Un an après le tragique assassinat du PDG d’UnitedHealth, Aetna annonce des avancées concrètes pour simplifier l’accès aux soins pour ses 27 millions d’adhérents. L’assureur, filiale de CVS, s’engage à réduire les contraintes administratives pour les médecins et à accélérer les procédures d’autorisation préalable, une source fréquente de frustration pour les patients et les professionnels de santé.
Aetna a mis en place de nouveaux forfaits d’autorisation préalable regroupant plusieurs prescriptions et procédures médicales pour un seul examen.

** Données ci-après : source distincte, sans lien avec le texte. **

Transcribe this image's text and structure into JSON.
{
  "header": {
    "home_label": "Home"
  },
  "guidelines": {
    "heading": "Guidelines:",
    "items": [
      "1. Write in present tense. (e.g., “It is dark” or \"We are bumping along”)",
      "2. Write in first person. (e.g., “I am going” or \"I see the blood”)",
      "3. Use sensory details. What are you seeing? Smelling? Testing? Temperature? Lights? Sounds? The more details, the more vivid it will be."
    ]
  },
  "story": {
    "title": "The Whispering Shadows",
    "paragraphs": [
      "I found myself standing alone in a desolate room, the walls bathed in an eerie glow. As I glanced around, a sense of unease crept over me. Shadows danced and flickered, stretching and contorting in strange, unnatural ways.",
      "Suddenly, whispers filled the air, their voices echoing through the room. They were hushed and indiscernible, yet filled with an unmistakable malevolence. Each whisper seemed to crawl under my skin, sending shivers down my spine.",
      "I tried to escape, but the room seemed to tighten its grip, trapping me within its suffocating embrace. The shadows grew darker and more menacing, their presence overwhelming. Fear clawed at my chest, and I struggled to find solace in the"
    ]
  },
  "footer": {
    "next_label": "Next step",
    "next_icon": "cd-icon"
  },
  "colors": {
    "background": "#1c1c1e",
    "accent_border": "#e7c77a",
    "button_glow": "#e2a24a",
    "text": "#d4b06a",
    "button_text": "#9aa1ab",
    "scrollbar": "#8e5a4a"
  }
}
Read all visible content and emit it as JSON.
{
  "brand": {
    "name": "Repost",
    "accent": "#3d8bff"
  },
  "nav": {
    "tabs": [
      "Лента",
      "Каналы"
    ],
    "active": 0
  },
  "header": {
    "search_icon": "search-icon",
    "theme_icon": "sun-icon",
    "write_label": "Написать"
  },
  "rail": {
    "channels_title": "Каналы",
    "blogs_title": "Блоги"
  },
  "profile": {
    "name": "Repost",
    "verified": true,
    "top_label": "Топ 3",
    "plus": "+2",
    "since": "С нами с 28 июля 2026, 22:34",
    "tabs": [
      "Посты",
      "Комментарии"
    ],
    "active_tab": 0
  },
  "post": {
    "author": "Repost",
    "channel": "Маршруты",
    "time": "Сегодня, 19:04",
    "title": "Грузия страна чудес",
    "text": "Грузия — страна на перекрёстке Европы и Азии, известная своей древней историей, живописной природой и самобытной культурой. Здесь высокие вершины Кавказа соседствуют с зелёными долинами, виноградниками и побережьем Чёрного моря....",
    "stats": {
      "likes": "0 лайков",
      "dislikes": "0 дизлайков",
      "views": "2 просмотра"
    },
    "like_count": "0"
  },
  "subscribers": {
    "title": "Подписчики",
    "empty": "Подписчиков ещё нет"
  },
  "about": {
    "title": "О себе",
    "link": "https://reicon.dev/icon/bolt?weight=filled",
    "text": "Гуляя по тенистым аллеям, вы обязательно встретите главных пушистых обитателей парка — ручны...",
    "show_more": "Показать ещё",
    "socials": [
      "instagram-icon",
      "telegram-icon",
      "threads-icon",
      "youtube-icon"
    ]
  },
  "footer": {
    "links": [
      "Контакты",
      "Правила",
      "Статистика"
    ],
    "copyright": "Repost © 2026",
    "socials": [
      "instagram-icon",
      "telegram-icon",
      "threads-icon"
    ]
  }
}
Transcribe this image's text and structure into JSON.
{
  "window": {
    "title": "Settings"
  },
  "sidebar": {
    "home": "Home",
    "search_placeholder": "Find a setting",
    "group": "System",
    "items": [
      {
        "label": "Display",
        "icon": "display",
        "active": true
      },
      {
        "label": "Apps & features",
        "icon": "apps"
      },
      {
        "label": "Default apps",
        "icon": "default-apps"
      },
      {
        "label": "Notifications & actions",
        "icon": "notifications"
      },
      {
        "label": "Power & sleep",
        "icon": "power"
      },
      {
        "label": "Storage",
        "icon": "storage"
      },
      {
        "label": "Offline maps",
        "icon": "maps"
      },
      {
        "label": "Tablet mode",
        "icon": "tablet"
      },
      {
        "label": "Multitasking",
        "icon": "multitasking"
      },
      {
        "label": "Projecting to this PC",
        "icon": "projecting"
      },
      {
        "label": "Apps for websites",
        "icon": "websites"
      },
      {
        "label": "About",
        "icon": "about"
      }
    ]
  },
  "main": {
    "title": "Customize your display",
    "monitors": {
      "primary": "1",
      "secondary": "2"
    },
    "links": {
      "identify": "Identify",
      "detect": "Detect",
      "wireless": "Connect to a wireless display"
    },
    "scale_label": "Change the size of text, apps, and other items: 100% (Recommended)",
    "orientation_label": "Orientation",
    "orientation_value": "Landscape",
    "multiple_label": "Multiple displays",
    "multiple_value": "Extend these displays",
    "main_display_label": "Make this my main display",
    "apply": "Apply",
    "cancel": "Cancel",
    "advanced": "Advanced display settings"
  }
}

Cette simplification vise à alléger la charge administrative des médecins, notamment dans le traitement des affections musculo-squelettiques (radiographies, chirurgies du genou, certains médicaments) et pour les patients atteints de cancers du poumon, du sein ou de la prostate (demandes multiples d’IRM ou de tomodensitométrie). L’entreprise prévoit d’étendre cette approche à d’autres pathologies, en particulier dans le domaine de l’oncologie.
Par ailleurs, Aetna a étendu son programme de collaboration clinique (ACC), qui déploie des infirmières de l’assureur directement dans les hôpitaux. Leur rôle est d’accompagner les patients dans leur transition vers le domicile ou d’autres établissements de soins, facilitant ainsi la continuité des soins. Le programme est désormais opérationnel dans 17 hôpitaux et suscite un intérêt croissant auprès des professionnels de santé, selon Aetna.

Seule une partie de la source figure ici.